Cumberbatch’s Charlie is called little, in any event, not by reason of size but because he’s the son of Violet’s sister Mattie (Margo Martindale) and her husband Charlie (Chris Cooper)—who are probably the most subtly written characters on display here and the best acted by far, with Martindale and Cooper bringing some welcome depth not only to the dinner-table scenes but to one toward the close in which timorous Charlie finally gets up the courage to confront his abrasive wife about her belittling of their Little Charlie. Had the rest of the film been on that level, it would have been easier to commend. The major cast is rounded off by Abigail Breslin, as Barbara and Bill’s rebellious daughter Jean, and Misty Upham as the Native American Johnna, whom Beverly hires as housekeeper before going off to die, and who observes the Weston family circus with a calm detachment that can easily translate into compassion. Both are fine but hardly central to Letts’s high drama.

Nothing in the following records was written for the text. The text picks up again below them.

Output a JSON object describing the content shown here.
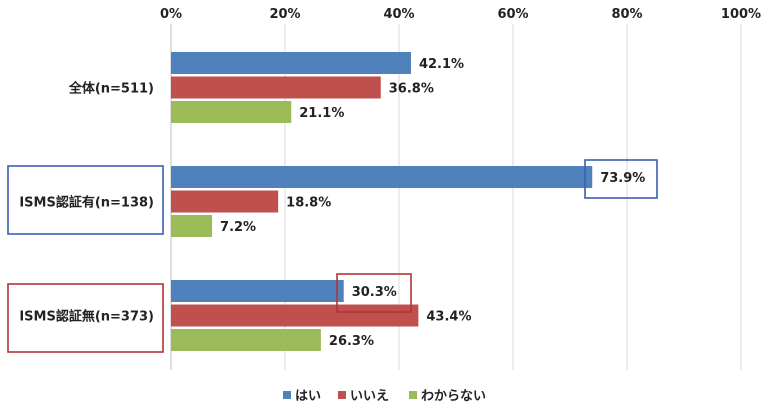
{
  "chart_data": {
    "type": "bar",
    "orientation": "horizontal",
    "categories": [
      "全体(n=511)",
      "ISMS認証有(n=138)",
      "ISMS認証無(n=373)"
    ],
    "series": [
      {
        "name": "はい",
        "values": [
          42.1,
          73.9,
          30.3
        ],
        "labels": [
          "42.1%",
          "73.9%",
          "30.3%"
        ],
        "color": "#4f81bd"
      },
      {
        "name": "いいえ",
        "values": [
          36.8,
          18.8,
          43.4
        ],
        "labels": [
          "36.8%",
          "18.8%",
          "43.4%"
        ],
        "color": "#c0504d"
      },
      {
        "name": "わからない",
        "values": [
          21.1,
          7.2,
          26.3
        ],
        "labels": [
          "21.1%",
          "7.2%",
          "26.3%"
        ],
        "color": "#9bbb59"
      }
    ],
    "xlim": [
      0,
      100
    ],
    "x_ticks": [
      "0%",
      "20%",
      "40%",
      "60%",
      "80%",
      "100%"
    ],
    "grid": true,
    "legend_position": "bottom",
    "highlight_colors": {
      "category_2": "#3a5fb0",
      "category_3": "#b0353a"
    }
  }
}
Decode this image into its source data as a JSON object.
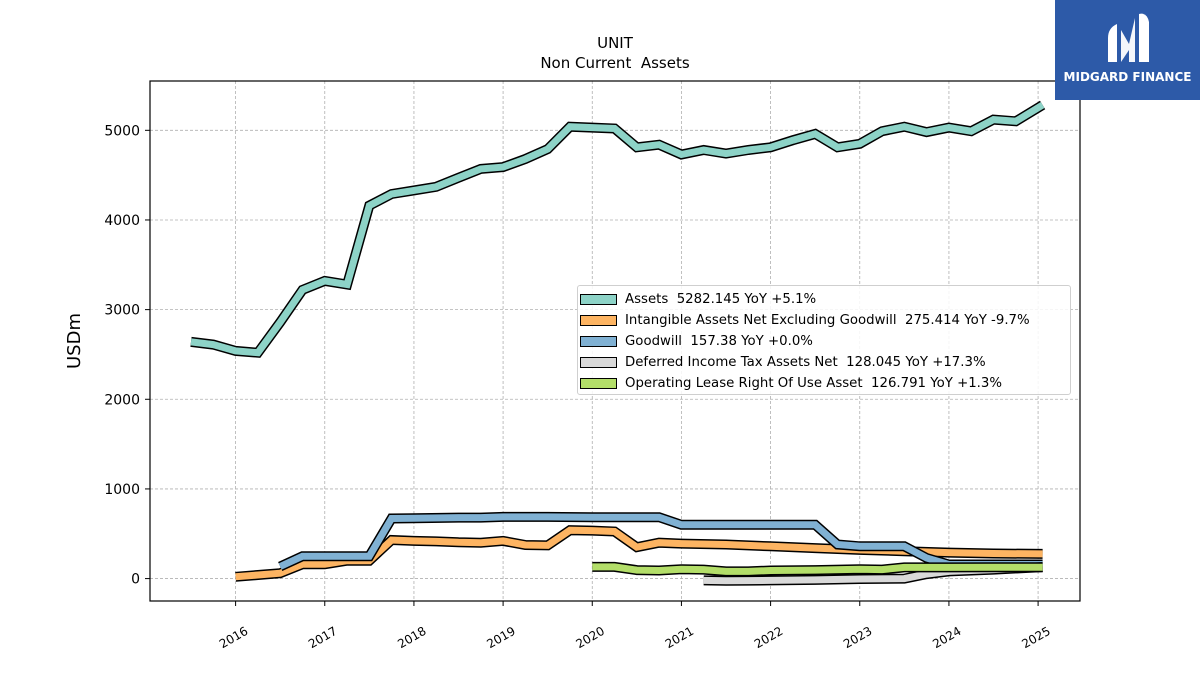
{
  "chart_data": {
    "type": "line",
    "title": "UNIT",
    "subtitle": "Non Current  Assets",
    "xlabel": "",
    "ylabel": "USDm",
    "ylim": [
      -250,
      5550
    ],
    "xlim": [
      2015.04,
      2025.47
    ],
    "yticks": [
      0,
      1000,
      2000,
      3000,
      4000,
      5000
    ],
    "xticks": [
      2016,
      2017,
      2018,
      2019,
      2020,
      2021,
      2022,
      2023,
      2024,
      2025
    ],
    "xtick_labels": [
      "2016",
      "2017",
      "2018",
      "2019",
      "2020",
      "2021",
      "2022",
      "2023",
      "2024",
      "2025"
    ],
    "grid": true,
    "legend_position": "center-right",
    "series": [
      {
        "name": "Assets  5282.145 YoY +5.1%",
        "color": "#8dd3c7",
        "points": [
          [
            2015.5,
            2640
          ],
          [
            2015.75,
            2610
          ],
          [
            2016.0,
            2540
          ],
          [
            2016.25,
            2520
          ],
          [
            2016.5,
            2860
          ],
          [
            2016.75,
            3220
          ],
          [
            2017.0,
            3320
          ],
          [
            2017.25,
            3280
          ],
          [
            2017.5,
            4160
          ],
          [
            2017.75,
            4290
          ],
          [
            2018.0,
            4330
          ],
          [
            2018.25,
            4370
          ],
          [
            2018.5,
            4470
          ],
          [
            2018.75,
            4570
          ],
          [
            2019.0,
            4590
          ],
          [
            2019.25,
            4680
          ],
          [
            2019.5,
            4790
          ],
          [
            2019.75,
            5040
          ],
          [
            2020.0,
            5030
          ],
          [
            2020.25,
            5020
          ],
          [
            2020.5,
            4810
          ],
          [
            2020.75,
            4840
          ],
          [
            2021.0,
            4730
          ],
          [
            2021.25,
            4780
          ],
          [
            2021.5,
            4740
          ],
          [
            2021.75,
            4780
          ],
          [
            2022.0,
            4810
          ],
          [
            2022.25,
            4890
          ],
          [
            2022.5,
            4960
          ],
          [
            2022.75,
            4810
          ],
          [
            2023.0,
            4850
          ],
          [
            2023.25,
            4990
          ],
          [
            2023.5,
            5040
          ],
          [
            2023.75,
            4980
          ],
          [
            2024.0,
            5030
          ],
          [
            2024.25,
            4990
          ],
          [
            2024.5,
            5120
          ],
          [
            2024.75,
            5100
          ],
          [
            2025.05,
            5282
          ]
        ]
      },
      {
        "name": "Intangible Assets Net Excluding Goodwill  275.414 YoY -9.7%",
        "color": "#fdb462",
        "points": [
          [
            2016.0,
            20
          ],
          [
            2016.25,
            40
          ],
          [
            2016.5,
            60
          ],
          [
            2016.75,
            160
          ],
          [
            2017.0,
            160
          ],
          [
            2017.25,
            200
          ],
          [
            2017.5,
            200
          ],
          [
            2017.75,
            430
          ],
          [
            2018.0,
            420
          ],
          [
            2018.25,
            415
          ],
          [
            2018.5,
            405
          ],
          [
            2018.75,
            400
          ],
          [
            2019.0,
            420
          ],
          [
            2019.25,
            375
          ],
          [
            2019.5,
            370
          ],
          [
            2019.75,
            540
          ],
          [
            2020.0,
            535
          ],
          [
            2020.25,
            525
          ],
          [
            2020.5,
            350
          ],
          [
            2020.75,
            400
          ],
          [
            2021.0,
            390
          ],
          [
            2021.5,
            380
          ],
          [
            2022.0,
            360
          ],
          [
            2022.5,
            340
          ],
          [
            2023.0,
            320
          ],
          [
            2023.5,
            305
          ],
          [
            2024.0,
            290
          ],
          [
            2024.5,
            280
          ],
          [
            2025.05,
            275
          ]
        ]
      },
      {
        "name": "Goodwill  157.38 YoY +0.0%",
        "color": "#80b1d3",
        "points": [
          [
            2016.5,
            135
          ],
          [
            2016.75,
            250
          ],
          [
            2017.0,
            250
          ],
          [
            2017.25,
            250
          ],
          [
            2017.5,
            250
          ],
          [
            2017.75,
            670
          ],
          [
            2018.0,
            672
          ],
          [
            2018.5,
            680
          ],
          [
            2018.75,
            680
          ],
          [
            2019.0,
            688
          ],
          [
            2019.5,
            688
          ],
          [
            2020.0,
            685
          ],
          [
            2020.5,
            685
          ],
          [
            2020.75,
            685
          ],
          [
            2021.0,
            600
          ],
          [
            2021.5,
            600
          ],
          [
            2022.0,
            600
          ],
          [
            2022.5,
            600
          ],
          [
            2022.75,
            380
          ],
          [
            2023.0,
            360
          ],
          [
            2023.25,
            360
          ],
          [
            2023.5,
            360
          ],
          [
            2023.75,
            230
          ],
          [
            2024.0,
            157
          ],
          [
            2024.5,
            157
          ],
          [
            2025.05,
            157
          ]
        ]
      },
      {
        "name": "Deferred Income Tax Assets Net  128.045 YoY +17.3%",
        "color": "#d9d9d9",
        "points": [
          [
            2021.25,
            -20
          ],
          [
            2021.5,
            -25
          ],
          [
            2021.75,
            -22
          ],
          [
            2022.0,
            -20
          ],
          [
            2022.5,
            -15
          ],
          [
            2023.0,
            -5
          ],
          [
            2023.5,
            0
          ],
          [
            2023.75,
            50
          ],
          [
            2024.0,
            80
          ],
          [
            2024.5,
            100
          ],
          [
            2025.05,
            128
          ]
        ]
      },
      {
        "name": "Operating Lease Right Of Use Asset  126.791 YoY +1.3%",
        "color": "#b3de69",
        "points": [
          [
            2020.0,
            130
          ],
          [
            2020.25,
            130
          ],
          [
            2020.5,
            95
          ],
          [
            2020.75,
            90
          ],
          [
            2021.0,
            105
          ],
          [
            2021.25,
            100
          ],
          [
            2021.5,
            80
          ],
          [
            2021.75,
            80
          ],
          [
            2022.0,
            90
          ],
          [
            2022.5,
            95
          ],
          [
            2023.0,
            105
          ],
          [
            2023.25,
            100
          ],
          [
            2023.5,
            125
          ],
          [
            2024.0,
            125
          ],
          [
            2024.5,
            127
          ],
          [
            2025.05,
            127
          ]
        ]
      }
    ]
  },
  "logo": {
    "text": "MIDGARD FINANCE",
    "color": "#2d5aa8"
  }
}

Wells has, in the usual fashion, attempted to “open up” the play somewhat by shooting in Oklahoma and including some outdoor shots. But most of the action still takes place in the family homestead, and the behind-the-scenes crew (production designer David Gropman, art director Karen Gropman, set designer Uldarico Sarmiento and set decorator Nancy Haigh) have done a good job in giving it a realistic look, just as Cindy Evans has done in terms of the costumes. Cinematographer Adriano Goldman captures everything in widescreen images that don’t prettify the locale, though he might have cut down a bit on the close-ups; and Gustavo Santaolalla contributes and understated score.

There’s a lot of talent and craftsmanship on display in “August: Osage County.” But ultimately it comes across as yet another adaptation of a well-regarded stage piece that hasn’t translated particularly well to the screen.